# Propane setup for portable generator



## acebristoll (Oct 16, 2018)

Hello, I am new to the page and looking for some input.
I have a champion dual fuel 7500w generator that I am setting up for my home. I have already done the wiring and plug setup on my main panel and am now in the process of setting up a 420lb tank to have a larger volume of fuel in event of long duration power outages. I have a 60ft 30A cable to try and keep the generator away from the house to reduce the noise level for my two young children and wife. My question is about the connection between the propane tank and generator itself. The tank will only be used to supply the generator and nothing else, so instead of running a hard line underground is it fine to just have a rubber line with some quick connects that i can install whenever necessary? Will the generator run using the low pressure regulator on the tank or will i need to swap it to a high pressure one? is there a certain hose diameter that would be adequate to ensure the generator would have plenty of fuel available during a heavy draw from loads turning on? I have watched videos and tried to read what I could but havent found any people discussing using a soft line that would be removable. 

Thanks in advance
Ace


----------



## tabora (Sep 6, 2018)

acebristoll said:


> I have a 60ft 30A cable to try and keep the generator away from the house to reduce the noise level for my two young children and wife. My question is about the connection between the propane tank and generator itself. The tank will only be used to supply the generator and nothing else, so instead of running a hard line underground is it fine to just have a rubber line with some quick connects that i can install whenever necessary? Will the generator run using the low pressure regulator on the tank or will i need to swap it to a high pressure one? is there a certain hose diameter that would be adequate to ensure the generator would have plenty of fuel available during a heavy draw from loads turning on?


 What kind of enclosure/cover do you have for the generator when it's running? You should not leave it exposed in rain or snow, which is usually the condition when the power goes out. I too have a 60' cable (in my case for a GenerLink meter-mounted transfer switch) which runs over to the far side of my garage to the generator enclosure (pictures attached), which has automatic louvers and a large ducted fan for cooling. 

I site the propane tanks (I have several in different semi-portable 20-40lb sizes) to the left of the enclosure (not shown in the pictures) on the side of my driveway, and the hose with the tank-side regulator can be seen poking out on the left side of the enclosure at the rear. This is a very quiet arrangement. I can run for almost 24 hours on a 40# cylinder.

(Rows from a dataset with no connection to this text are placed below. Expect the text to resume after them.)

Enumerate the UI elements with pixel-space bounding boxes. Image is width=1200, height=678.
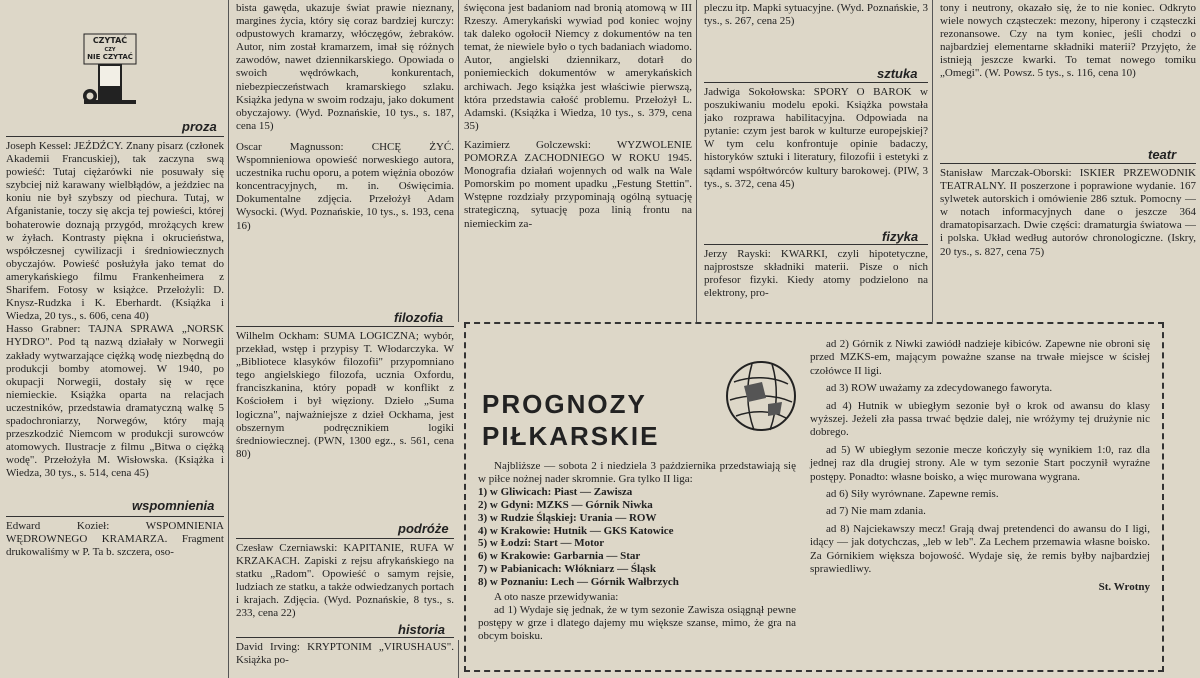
prognozy-intro: Najbliższe — sobota 2 i niedziela 3 października przedstawiają się w piłce nożnej nader skromnie. Gra tylko II liga:	[478, 460, 796, 485]
section-heading-wspomnienia: wspomnienia	[132, 498, 215, 513]
author-signature: St. Wrotny	[1098, 580, 1150, 593]
review-czerniawski: Czesław Czerniawski: KAPITANIE, RUFA W KRZAKACH. Zapiski z rejsu afrykańskiego na statku „Radom". Opowieść o samym rejsie, ludziach ze statku, a także odwiedzanych portach i krajach. Zdjęcia. (Wyd. Poznańskie, 8 tys., s. 233, cena 22)	[236, 542, 454, 620]
prognozy-title	[482, 388, 659, 452]
review-ockham: Wilhelm Ockham: SUMA LOGICZNA; wybór, przekład, wstęp i przypisy T. Włodarczyka. W „Bibliotece klasyków filozofii" przypomniano tego angielskiego filozofa, ucznia Oxfordu, franciszkanina, który popadł w konflikt z Kościołem i był więziony. Dzieło „Suma logiczna", najważniejsze z dzieł Ockhama, jest obszernym podręcznikiem logiki średniowiecznej. (PWN, 1300 egz., s. 561, cena 80)	[236, 330, 454, 460]
column-rule	[932, 0, 933, 322]
section-rule	[704, 244, 928, 245]
prognozy-title-line1: PROGNOZY	[482, 389, 647, 419]
section-rule	[236, 326, 454, 327]
column-rule	[458, 640, 459, 678]
review-irving: David Irving: KRYPTONIM „VIRUSHAUS". Książka po-	[236, 641, 454, 667]
prediction-ad8: ad 8) Najciekawszy mecz! Grają dwaj pretendenci do awansu do I ligi, idący — jak dotychczas, „leb w leb". Za Lechem przemawia własne boisko. Za Górnikiem większa bojowość. Wydaje się, że remis byłby najbardziej sprawiedliwy.	[810, 522, 1150, 576]
column-1-bottom	[6, 520, 224, 678]
prognozy-right	[810, 338, 1150, 594]
logo-text-2: CZY	[104, 47, 116, 53]
section-rule	[6, 136, 224, 137]
column-rule	[228, 0, 229, 678]
review-sokolowska: Jadwiga Sokołowska: SPORY O BAROK w poszukiwaniu modelu epoki. Książka powstała jako rozprawa habilitacyjna. Odpowiada na pytanie: czym jest barok w kulturze europejskiej? W tym celu konfrontuje opinie badaczy, historyków sztuki i literatury, filozofii i estetyki z sądami współtwórców kultury barokowej. (PIW, 3 tys., s. 372, cena 45)	[704, 86, 928, 190]
review-magnusson: Oscar Magnusson: CHCĘ ŻYĆ. Wspomnieniowa opowieść norweskiego autora, uczestnika ruchu oporu, a potem więźnia obozów koncentracyjnych, m. in. Oświęcimia. Dokumentalne zdjęcia. Przełożył Adam Wysocki. (Wyd. Poznańskie, 10 tys., s. 193, cena 16)	[236, 140, 454, 232]
match-item: 5) w Łodzi: Start — Motor	[478, 537, 605, 550]
section-heading-sztuka: sztuka	[877, 66, 918, 81]
column-1	[6, 140, 224, 498]
match-item: 4) w Krakowie: Hutnik — GKS Katowice	[478, 524, 674, 537]
section-heading-historia: historia	[398, 622, 445, 637]
match-item: 3) w Rudzie Śląskiej: Urania — ROW	[478, 511, 657, 524]
column-5	[940, 2, 1196, 146]
czytac-logo-icon	[80, 30, 140, 108]
prognozy-left	[478, 460, 796, 643]
prediction-ad2: ad 2) Górnik z Niwki zawiódł nadzieje kibiców. Zapewne nie obroni się przed MZKS-em, mającym poważne szanse na trwałe miejsce w ścisłej czołówce II ligi.	[810, 338, 1150, 377]
match-item: 1) w Gliwicach: Piast — Zawisza	[478, 485, 633, 498]
match-item: 7) w Pabianicach: Włókniarz — Śląsk	[478, 563, 656, 576]
prognozy-title-line2: PIŁKARSKIE	[482, 421, 660, 451]
match-item: 2) w Gdyni: MZKS — Górnik Niwka	[478, 498, 653, 511]
section-heading-teatr: teatr	[1148, 147, 1177, 162]
section-heading-filozofia: filozofia	[394, 310, 444, 325]
column-4-mid	[704, 86, 928, 226]
football-icon	[722, 356, 800, 436]
prediction-ad3: ad 3) ROW uważamy za zdecydowanego faworyta.	[826, 382, 1053, 395]
review-kessel: Joseph Kessel: JEŹDŹCY. Znany pisarz (członek Akademii Francuskiej), tak zaczyna swą powieść: Tutaj ciężarówki nie posuwały się szybciej niż karawany wielbłądów, a jeździec na koniu nie był szybszy od piechura. Tutaj, w Afganistanie, toczy się akcja tej powieści, której bohaterowie doznają przygód, mrożących krew w żyłach. Kontrasty piękna i okrucieństwa, współczesnej cywilizacji i średniowiecznych obyczajów. Powieść posłużyła jako temat do amerykańskiego filmu Frankenheimera z Sharifem. Fotosy w książce. Przełożyli: D. Knysz-Rudzka i K. Eberhardt. (Książka i Wiedza, 20 tys., s. 606, cena 40)	[6, 140, 224, 323]
review-golczewski: Kazimierz Golczewski: WYZWOLENIE POMORZA ZACHODNIEGO W ROKU 1945. Monografia działań wojennych od walk na Wale Pomorskim po moment upadku „Festung Stettin". Wstępne rozdziały przypominają ogólną sytuację strategiczną, sytuację poza linią frontu na niemieckim za-	[464, 138, 692, 230]
section-heading-podroze: podróże	[398, 521, 449, 536]
section-heading-proza: proza	[182, 119, 217, 134]
prediction-ad6: ad 6) Siły wyrównane. Zapewne remis.	[826, 488, 999, 501]
prediction-ad5: ad 5) W ubiegłym sezonie mecze kończyły się wynikiem 1:0, raz dla jednej raz dla drugiej strony. Ale w tym sezonie Start poczynił wyraźne postępy. Ponadto: własne boisko, a więc murowana wygrana.	[810, 443, 1150, 483]
section-rule	[940, 163, 1196, 164]
review-koziel: Edward Kozieł: WSPOMNIENIA WĘDROWNEGO KRAMARZA. Fragment drukowaliśmy w P. Ta b. szczera, oso-	[6, 520, 224, 559]
column-3	[464, 2, 692, 320]
column-5-bottom	[940, 167, 1196, 317]
review-koziel-cont: bista gawęda, ukazuje świat prawie nieznany, margines życia, który się coraz bardziej kurczy: odpustowych kramarzy, włóczęgów, żebraków. Autor, nim został kramarzem, imał się różnych zawodów, nawet dziennikarskiego. Opowiada o swoich wędrówkach, konkurentach, niebezpieczeństwach kramarskiego szlaku. Książka jedyna w swoim rodzaju, jako dokument obyczajowy. (Wyd. Poznańskie, 10 tys., s. 187, cena 15)	[236, 2, 454, 132]
column-4	[704, 2, 928, 64]
column-2-lower	[236, 542, 454, 622]
review-marczak: Stanisław Marczak-Oborski: ISKIER PRZEWODNIK TEATRALNY. II poszerzone i poprawione wydanie. 167 sylwetek autorskich i omówienie 286 sztuk. Pomocny — w notach informacyjnych dane o jeszcze 364 dramatopisarzach. Dwie części: dramaturgia światowa — i polska. Układ według autorów chronologiczne. (Iskry, 20 tys., s. 827, cena 75)	[940, 167, 1196, 258]
column-rule	[458, 0, 459, 322]
logo-text-3: NIE CZYTAĆ	[87, 53, 133, 61]
review-rayski: Jerzy Rayski: KWARKI, czyli hipotetyczne, najprostsze składniki materii. Pisze o nich profesor fizyki. Kiedy atomy podzielono na elektrony, pro-	[704, 248, 928, 300]
logo-text-1: CZYTAĆ	[92, 36, 128, 45]
prediction-ad7: ad 7) Nie mam zdania.	[826, 505, 926, 518]
section-rule	[6, 516, 224, 517]
section-rule	[236, 637, 454, 638]
section-rule	[704, 82, 928, 83]
review-grabner: Hasso Grabner: TAJNA SPRAWA „NORSK HYDRO". Pod tą nazwą działały w Norwegii zakłady wytwarzające ciężką wodę niezbędną do produkcji bomby atomowej. W 1940, po okupacji Norwegii, dostały się w ręce niemieckie. Książka oparta na relacjach uczestników, przedstawia dramatyczną walkę 5 spadochroniarzy, Norwegów, który mają przeszkodzić Niemcom w produkcji surowców atomowych. Ilustracje z filmu „Bitwa o ciężką wodę". Przełożyła M. Wisłowska. (Książka i Wiedza, 30 tys., s. 514, cena 45)	[6, 323, 224, 480]
column-rule	[696, 0, 697, 322]
prediction-ad1: ad 1) Wydaje się jednak, że w tym sezonie Zawisza osiągnął pewne postępy w grze i dlatego dajemy mu większe szanse, mimo, że gra na obcym boisku.	[478, 603, 796, 642]
review-rayski-cont: tony i neutrony, okazało się, że to nie koniec. Odkryto wiele nowych cząsteczek: mezony, hiperony i cząsteczki rezonansowe. Czy na tym koniec, jeśli chodzi o najbardziej elementarne składniki materii? Przyjęto, że istnieją jeszcze kwarki. To temat nowego tomiku „Omegi". (W. Powsz. 5 tys., s. 116, cena 10)	[940, 2, 1196, 80]
section-heading-fizyka: fizyka	[882, 229, 919, 244]
review-irving-cont: święcona jest badaniom nad bronią atomową w III Rzeszy. Amerykański wywiad pod koniec wojny tak daleko ogołocił Niemcy z dokumentów na ten temat, że niewiele było o tych badaniach wiadomo. Autor, angielski dziennikarz, dotarł do poniemieckich dokumentów w amerykańskich archiwach. Jego książka jest właściwie pierwszą, która przedstawia całość problemu. Przełożył L. Adamski. (Książka i Wiedza, 10 tys., s. 379, cena 35)	[464, 2, 692, 132]
prediction-ad4: ad 4) Hutnik w ubiegłym sezonie był o krok od awansu do klasy wyższej. Jeżeli zła passa trwać będzie dalej, nie wróżymy tej drużynie nic dobrego.	[810, 399, 1150, 439]
section-rule	[236, 538, 454, 539]
match-item: 8) w Poznaniu: Lech — Górnik Wałbrzych	[478, 576, 679, 589]
column-4-bottom	[704, 248, 928, 320]
prognozy-lead: A oto nasze przewidywania:	[494, 591, 619, 604]
column-2	[236, 2, 454, 306]
match-item: 6) w Krakowie: Garbarnia — Star	[478, 550, 641, 563]
column-2-bottom	[236, 641, 454, 678]
review-golczewski-cont: pleczu itp. Mapki sytuacyjne. (Wyd. Poznańskie, 3 tys., s. 267, cena 25)	[704, 2, 928, 28]
column-2-mid	[236, 330, 454, 520]
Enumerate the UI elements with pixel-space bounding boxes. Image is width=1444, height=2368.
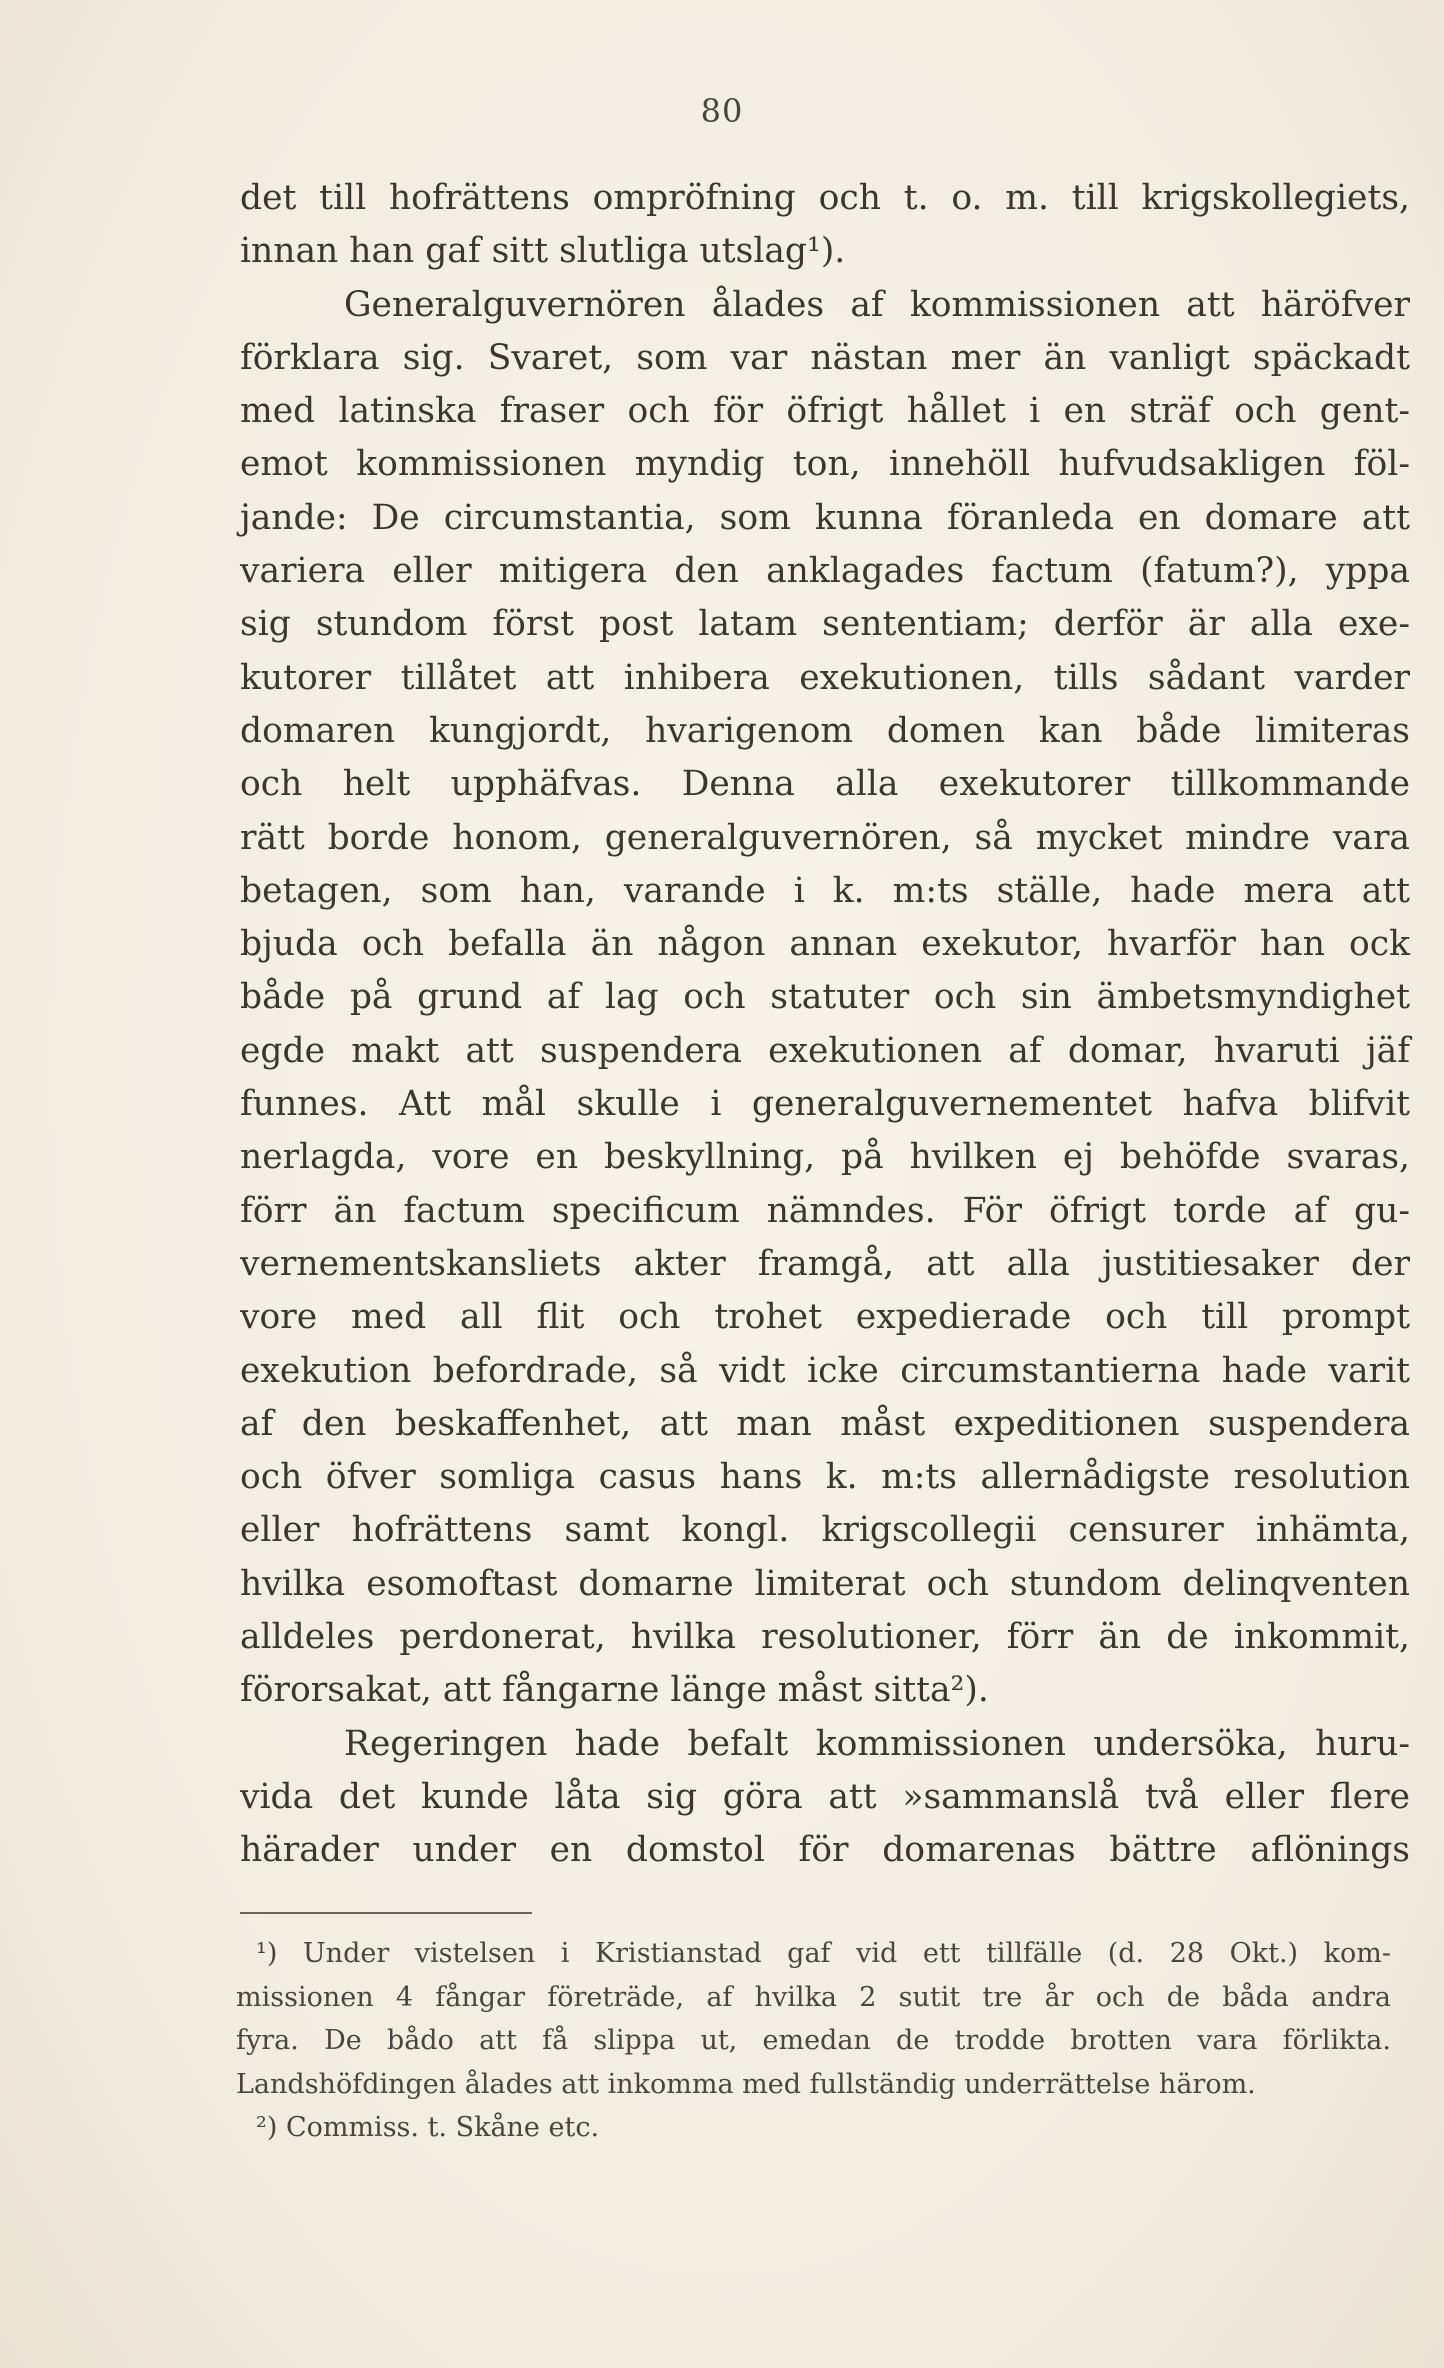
footnote-line: fyra. De bådo att få slippa ut, emedan de trodde brotten vara förlikta. <box>236 2025 1391 2056</box>
footnote-divider <box>240 1912 532 1914</box>
text-line: jande: De circumstantia, som kunna föranleda en domare att <box>240 497 1410 538</box>
text-line: både på grund af lag och statuter och sin ämbetsmyndighet <box>240 977 1410 1018</box>
text-line: förklara sig. Svaret, som var nästan mer än vanligt späckadt <box>240 337 1410 378</box>
footnote-line: missionen 4 fångar företräde, af hvilka 2 sutit tre år och de båda andra <box>236 1981 1391 2013</box>
text-line: alldeles perdonerat, hvilka resolutioner, förr än de inkommit, <box>240 1617 1410 1658</box>
text-line: emot kommissionen myndig ton, innehöll hufvudsakligen föl- <box>240 444 1410 485</box>
text-line: af den beskaffenhet, att man måst expeditionen suspendera <box>240 1403 1410 1444</box>
page-number: 80 <box>700 92 744 130</box>
text-line: och öfver somliga casus hans k. m:ts allernådigste resolution <box>240 1457 1410 1498</box>
text-line: nerlagda, vore en beskyllning, på hvilken ej behöfde svaras, <box>240 1137 1410 1178</box>
text-line: förr än factum specificum nämndes. För öfrigt torde af gu- <box>240 1190 1410 1231</box>
footnote-line: ²) Commiss. t. Skåne etc. <box>256 2112 600 2143</box>
text-line: Generalguvernören ålades af kommissionen att häröfver <box>344 284 1410 325</box>
text-line: variera eller mitigera den anklagades factum (fatum?), yppa <box>240 551 1410 592</box>
footnotes <box>236 1932 1391 2150</box>
text-line: exekution befordrade, så vidt icke circumstantierna hade varit <box>240 1350 1410 1391</box>
text-line: egde makt att suspendera exekutionen af domar, hvaruti jäf <box>240 1030 1410 1071</box>
text-line: eller hofrättens samt kongl. krigscollegii censurer inhämta, <box>240 1510 1410 1551</box>
text-line: sig stundom först post latam sententiam; derför är alla exe- <box>240 604 1410 645</box>
text-line: förorsakat, att fångarne länge måst sitta²). <box>240 1670 989 1711</box>
text-line: innan han gaf sitt slutliga utslag¹). <box>240 231 846 272</box>
footnote-line: ¹) Under vistelsen i Kristianstad gaf vid ett tillfälle (d. 28 Okt.) kom- <box>256 1938 1391 1969</box>
text-line: funnes. Att mål skulle i generalguvernementet hafva blifvit <box>240 1084 1410 1125</box>
text-line: vida det kunde låta sig göra att »sammanslå två eller flere <box>240 1776 1410 1817</box>
text-line: och helt upphäfvas. Denna alla exekutorer tillkommande <box>240 764 1410 805</box>
text-line: kutorer tillåtet att inhibera exekutionen, tills sådant varder <box>240 657 1410 698</box>
body-text <box>240 172 1410 1878</box>
footnote-line: Landshöfdingen ålades att inkomma med fullständig underrättelse härom. <box>236 2068 1256 2100</box>
text-line: rätt borde honom, generalguvernören, så mycket mindre vara <box>240 817 1410 858</box>
text-line: vernementskansliets akter framgå, att alla justitiesaker der <box>240 1243 1410 1284</box>
text-line: bjuda och befalla än någon annan exekutor, hvarför han ock <box>240 924 1410 965</box>
text-line: det till hofrättens ompröfning och t. o. m. till krigskollegiets, <box>240 178 1410 218</box>
text-line: domaren kungjordt, hvarigenom domen kan både limiteras <box>240 710 1410 751</box>
text-line: härader under en domstol för domarenas bättre aflönings <box>240 1830 1410 1871</box>
text-line: med latinska fraser och för öfrigt hållet i en sträf och gent- <box>240 391 1410 432</box>
text-line: vore med all flit och trohet expedierade och till prompt <box>240 1297 1410 1338</box>
text-line: hvilka esomoftast domarne limiterat och stundom delinqventen <box>240 1563 1410 1604</box>
text-line: betagen, som han, varande i k. m:ts ställe, hade mera att <box>240 870 1410 911</box>
text-line: Regeringen hade befalt kommissionen undersöka, huru- <box>344 1723 1410 1764</box>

You should not bury the LPG supply line (would need to consult local codes) and I would suggest siting the propane tank at the GenSet location. My 420lb tank is behind my barn and the fuel company has no trouble reaching it with a hose from the delivery vehicle on the road 100' away. Your generator came with a 3.3 ft. (1 m) LPG Hose with Regulator. It looks like it's only rated for 20-30lb tanks, though. You may need to talk with your fuel company regarding pressure regulation on larger tanks. You can get a same-diameter extension hose locally to add length as necessary. My hose is about 1.5m long with quick disconnects. The flow through the provided hose will be more than adequate for your engine size up to 15' or so.


----------



## acebristoll (Oct 16, 2018)

I dont have any kind of enclosure set up yet as i dont know where exactly it will end up until i figure out all the connections. I do agree that keeping the tank close to the enclosure will help eliminate any volume or flow issues caused by distance and would be beneficial. If i buy a longer hose, could i do away with the regulator mounted on the tank and just use the one that is part of the hose and be ok? Thanks for the info about the louvers and fan as well. Thats a good idea for when i build the enclosure that i had not thought about.


----------



## tabora (Sep 6, 2018)

Here's a link to some more info about 1 and 2 stage regulators. https://www.tarantin.com/blog/propane-101/what-regulator-do-i-need

As you can see from my pictures, I have a regulator at the tank (similar to the one on your hose) and one at the generator, as does your Champion (it's right behind the inlet fitting).

Before you go crazy with a big tank, realize that you need to stop the generator optimally every 8 hours or so to check the oil level, and every 24 hours at minimum, so having a big tank doesn't let you keep running continuously. That would require a whole different class of generator with a pressurized oil system...
http://www.generac.com/all-products.../guardian-series/11kw-7033-whole-house-switch


----------



## Putttn (Aug 28, 2020)

I have somewhat the same setup. I have my generator on my raised deck as well as a couple of small bottles. I was also thinking of going to a bigger tank but I’m not sure what my Champion 7500/6750 dual fuel is rated for. I have mine hooked up to a Reliance Pro/Tran2 manual transfer switch and use mine mainly in the winter when we have most of our power outages. What size tank would you recommend? Also my generator has one isf those fabric tent covers and I put a plastic tarp over it to protect from snow etc. My tanks are next to the generator but I would like to put them under my deck and run the hoses up through the deck. I have ample hedadroom under my deck.


----------



## iowagold (Jan 22, 2020)

check with local rules and laws on large lp tanks..

some areas do not allow the tanks close to the house..
or at all in some townships....

also the tank vents issue close to a house...

look up the max lbs per hour rating for the gen set..
then take that times the days you need it to run...
and add 20% to that number for the tank size...


----------